Начало, как и ожидалось, не предвещало ничего хорошего.
– Траур? – переспросил Путин. – Я так же, как и вы, надеялся и надеюсь до последнего хотя бы на чудо. Но есть точно установленный факт: люди погибли.
– Замолчите! – крикнули ему.
– Я говорю о людях, которые погибли точно. Такие в лодке, безусловно, есть. По ним этот траур. Вот и все.
Ему хотели что-то возразить, но он не дал:
– Послушайте меня, послушайте, что я скажу. Да послушайте! Трагедии в море были всегда, в том числе и тогда, когда нам казалось, что мы живем в очень успешной стране. Трагедии были всегда. Но того, что все у нас находится именно в таком состоянии, я не ожидал.
Он сказал, что страна и армия теперь должны жить по средствам, иметь меньшую армию и меньше подводных лодок.
– Да бросьте вы, – сказали ему. – Вы хоть знаете, что экипаж «Курска» на этот рейс формировался из двух экипажей? У нас вообще нет флота.
– Надо сформировать его не из двух, а, может быть, из десяти и на этом закончить. Чтобы не было таких трагедий.
– А вы считаете, что экипаж виноват в этой трагедии? – неприязненно спросила его женщина из первого ряда.
Нет, сказал президент, он так, конечно, не считает. А кто виноват? Опытные политики предлагают ему немедленно расправиться с военным руководством, отдать под суд. Но, может быть, подумал он, надо сначала разобраться?

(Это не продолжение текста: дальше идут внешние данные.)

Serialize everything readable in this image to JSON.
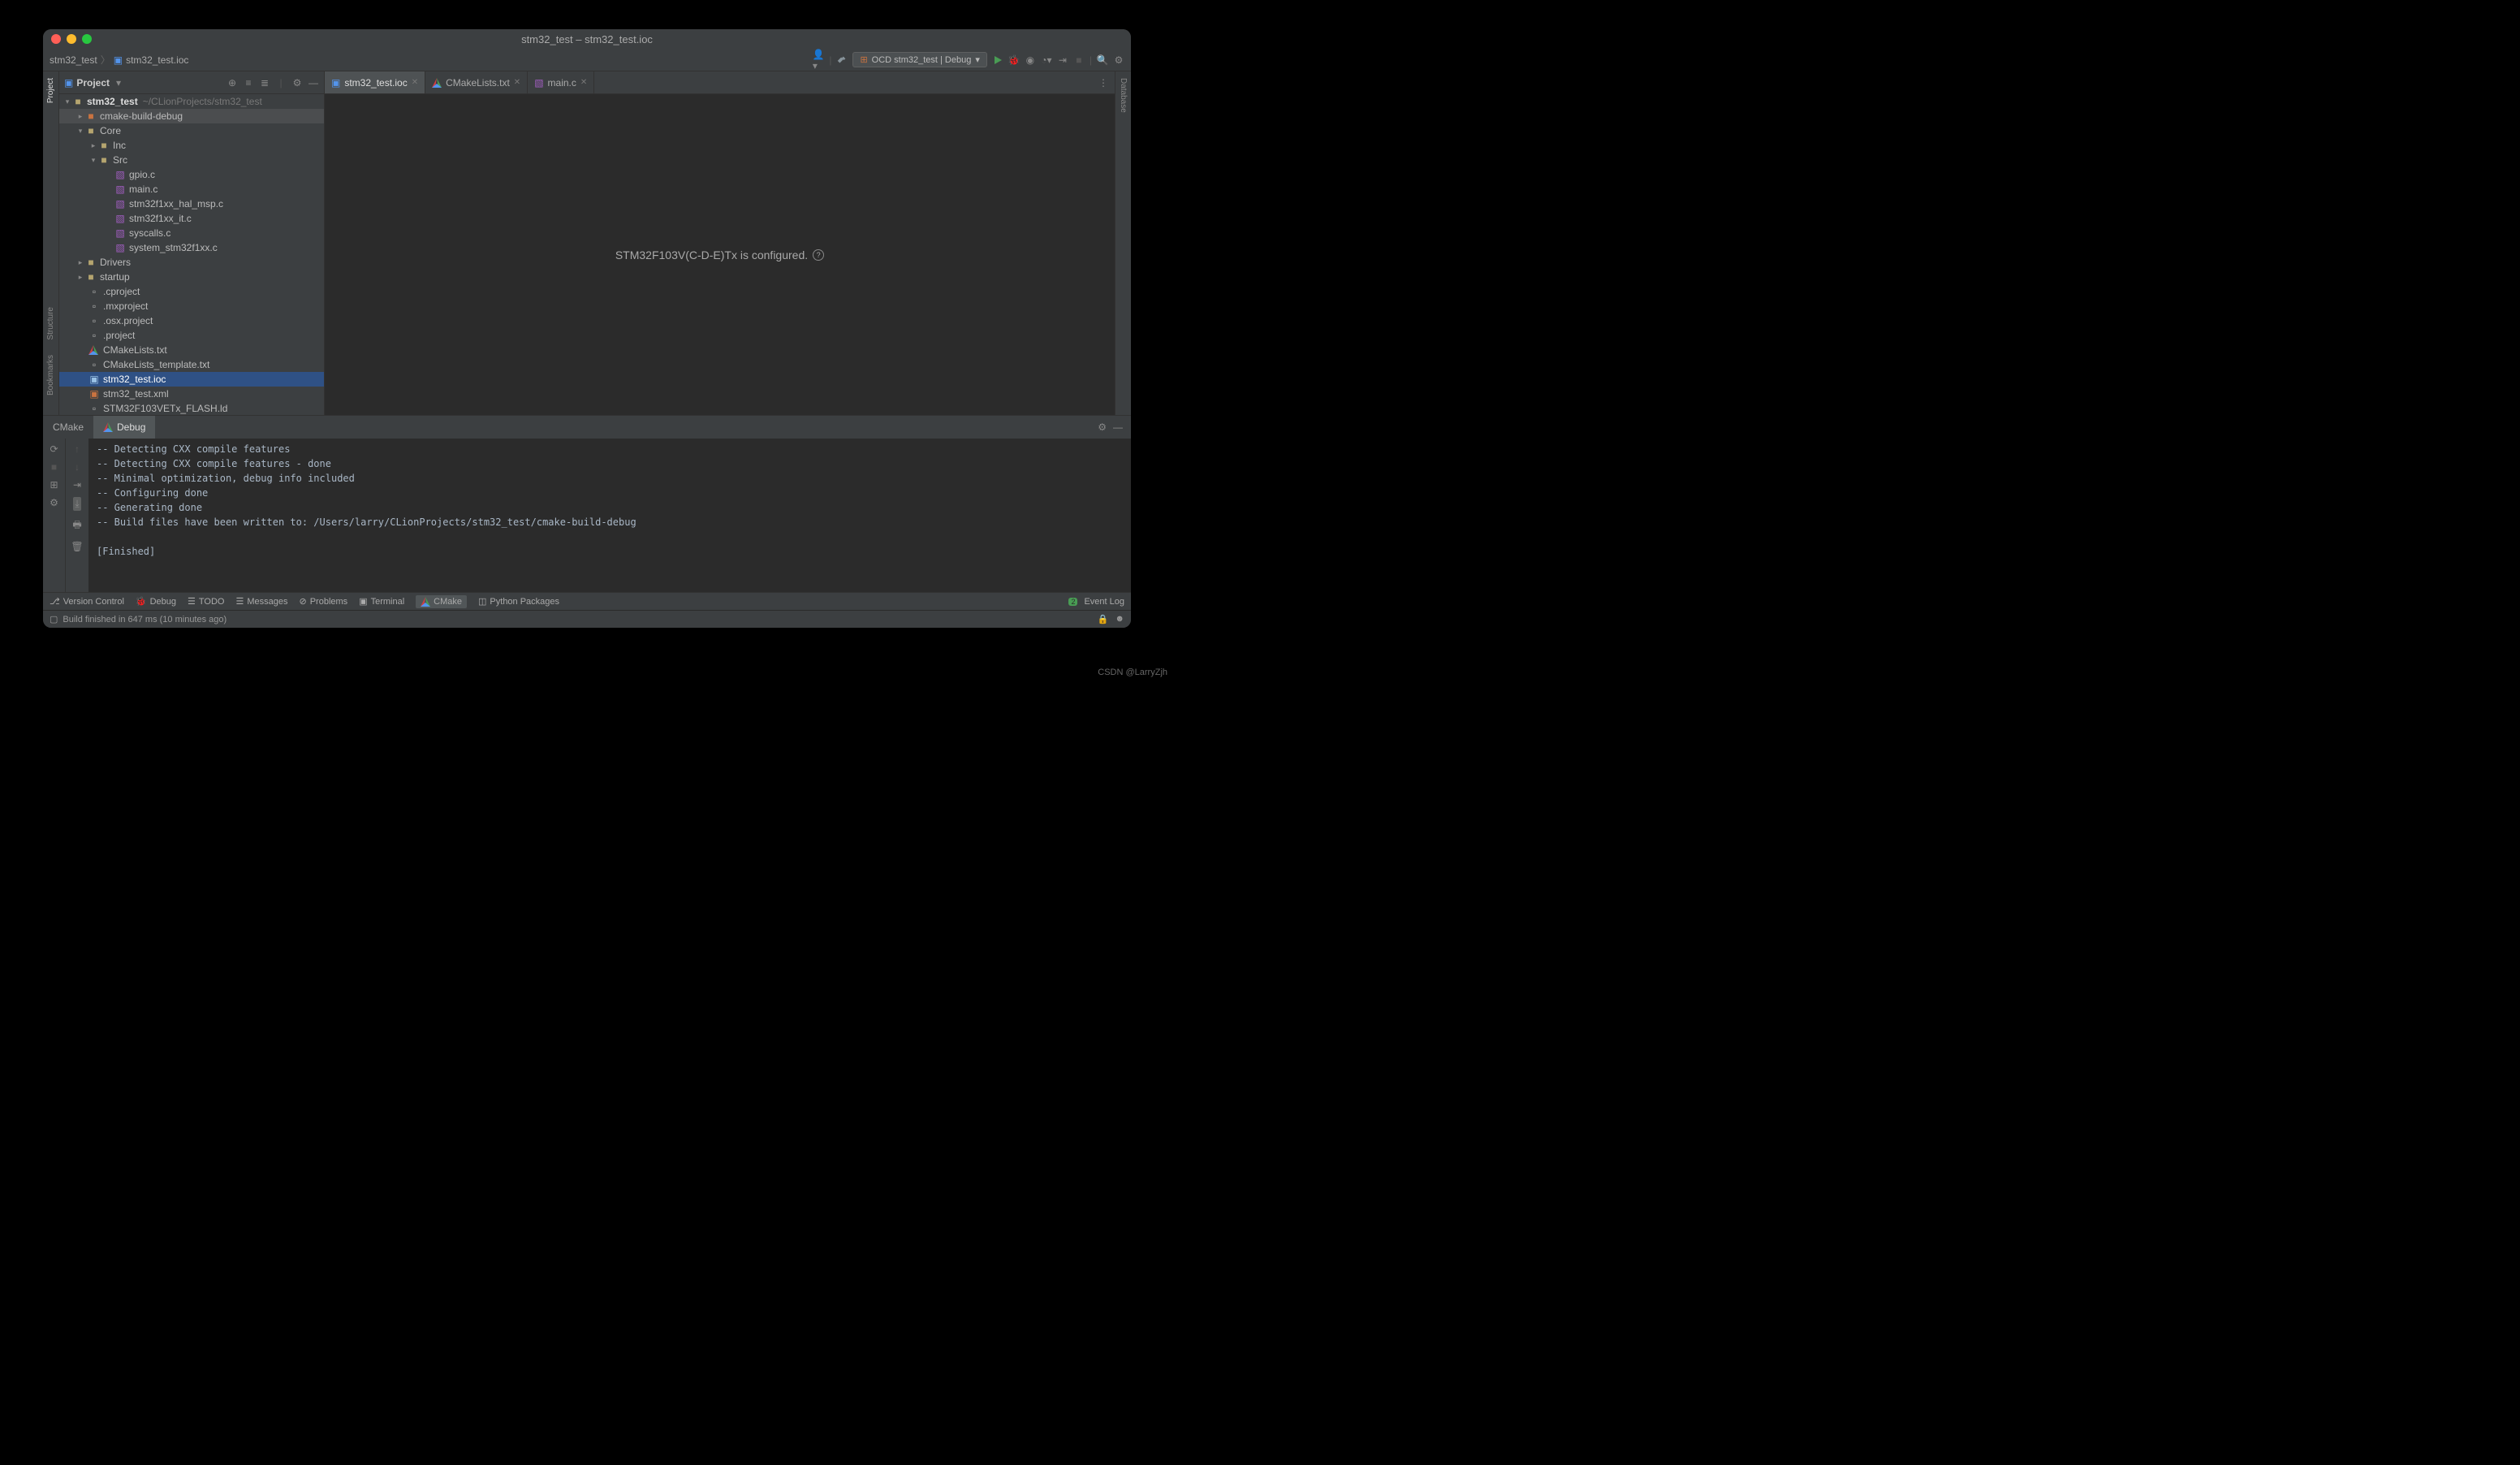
{
  "window_title": "stm32_test – stm32_test.ioc",
  "breadcrumb": {
    "project": "stm32_test",
    "file": "stm32_test.ioc"
  },
  "run_config": "OCD stm32_test | Debug",
  "project_panel": {
    "title": "Project"
  },
  "tree": {
    "root": "stm32_test",
    "root_path": "~/CLionProjects/stm32_test",
    "items": [
      {
        "name": "cmake-build-debug"
      },
      {
        "name": "Core"
      },
      {
        "name": "Inc"
      },
      {
        "name": "Src"
      },
      {
        "name": "gpio.c"
      },
      {
        "name": "main.c"
      },
      {
        "name": "stm32f1xx_hal_msp.c"
      },
      {
        "name": "stm32f1xx_it.c"
      },
      {
        "name": "syscalls.c"
      },
      {
        "name": "system_stm32f1xx.c"
      },
      {
        "name": "Drivers"
      },
      {
        "name": "startup"
      },
      {
        "name": ".cproject"
      },
      {
        "name": ".mxproject"
      },
      {
        "name": ".osx.project"
      },
      {
        "name": ".project"
      },
      {
        "name": "CMakeLists.txt"
      },
      {
        "name": "CMakeLists_template.txt"
      },
      {
        "name": "stm32_test.ioc"
      },
      {
        "name": "stm32_test.xml"
      },
      {
        "name": "STM32F103VETx_FLASH.ld"
      }
    ]
  },
  "editor_tabs": [
    {
      "label": "stm32_test.ioc"
    },
    {
      "label": "CMakeLists.txt"
    },
    {
      "label": "main.c"
    }
  ],
  "editor_message": "STM32F103V(C-D-E)Tx is configured.",
  "bottom_tabs": {
    "cmake": "CMake",
    "debug": "Debug"
  },
  "console_lines": [
    "-- Detecting CXX compile features",
    "-- Detecting CXX compile features - done",
    "-- Minimal optimization, debug info included",
    "-- Configuring done",
    "-- Generating done",
    "-- Build files have been written to: /Users/larry/CLionProjects/stm32_test/cmake-build-debug",
    "",
    "[Finished]"
  ],
  "tool_windows": {
    "vcs": "Version Control",
    "debug": "Debug",
    "todo": "TODO",
    "messages": "Messages",
    "problems": "Problems",
    "terminal": "Terminal",
    "cmake": "CMake",
    "python": "Python Packages",
    "eventlog": "Event Log"
  },
  "status_text": "Build finished in 647 ms (10 minutes ago)",
  "left_strip": {
    "project": "Project",
    "structure": "Structure",
    "bookmarks": "Bookmarks"
  },
  "right_strip": {
    "database": "Database"
  },
  "watermark": "CSDN @LarryZjh",
  "event_badge": "2"
}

Путин говорил спокойно, иногда даже тихо, извиняющимся тоном, потом вдруг начинал атаковать зал. Впрочем, перемена тактики мало помогала ему.
– Почему в седьмом и восьмом отсеках прекращены работы?
– Каждые три-четыре часа я задаю этот вопрос. Я спрашиваю военных: «Вы можете доказать, что там все кончено?» Доказать! Мне отвечают: «Все наши и иностранные специалисты говорят, что это так». Я разговаривал со своим старшим товарищем, академиком Спасским, ему за 70, он был главным конструктором подводных лодок, я знаю его много лет. «Игорь Дмитриевич, – спрашиваю я его, – все, конец?» – «Чтобы подтвердить это, – говорит он, – мы должны разрезать лодку». – «А если там есть какие-нибудь воздушные пузыри?» – спрашиваю я…
Его опять перебивают, хотя я вижу, как кто-то в зале вздыхает с облегчением.
– Почему вы медлили с иностранной помощью? – вспыхивает румянцем молодая девушка. На лодке был ее брат. Путин долго подробно объясняет. Он говорит, что лодку начали конструировать в конце 70-х годов вместе со средствами спасения и что Северный флот ими располагал. Он вспоминает, что Сергеев позвонил ему 13-го в семь утра, а до этого времени Путин ничего не знал. Сергеев рассказал, что развернули спасательные работы, а Путин его сразу спросил, нужно ли что-нибудь еще от него лично, от страны, от других стран.
– Ответ, – сказал Путин, – был понятный. Они полагали, что у них есть все средства спасения.
Иностранные спасатели, по его словам, официально предложили свою помощь 15 августа. Ее сразу приняли. Только на шестой день они залезли в девятый отсек.
– А если бы мы попросили 13-го? Залезли бы в лодку 19-го. Вряд ли бы что-то изменилось.
– Да что же, у нас нет таких водолазов? – крикнул кто-то в отчаянии.
– Да нет в стране ни шиша! – рассердился президент страны.
Он добавил, что и у правительства Норвегии нет. Контракт на спасение экипажа «Курска» был заключен с коммерческой фирмой, которая специализируется на работах на морских буровых вышках. Теперь водолазы считают, что спасать некого, а значит, нужен новый контракт – на поднятие тел погибших моряков. Между тем у этой фирмы нет даже лицензии на такие работы. Путин дал задание МИДу договориться с норвежским правительством, чтобы фирма как можно скорее получила такой контракт, и вроде бы согласие получено. Кроме того, фирма поставила еще два условия: сменить водолазов и оборудование. Пока все это не произойдет, работы не продолжатся.
Этот ответ производил впечатление внятного. Люди внимательно и напряженно слушали его. Никто уже не перебивал Путина. Наконец-то за столько суток они услышали то, что было понятно, что не вызывало возражений.
– Сколько же мне ждать сына? – спросила тут одна женщина без злости. Действительно хотела узнать сколько.
– Я понимаю, – ответил Путин. – И уехать невозможно, и сидеть тут нет сил.
– Да и денег нет, – добавила она в сердцах.
Путин буквально ухватился за ее слова:
– Я расскажу про деньги.
– Не надо про деньги! – попросили сразу несколько человек из зала.
– Я понимаю. Да если бы я мог, я бы сам туда залез!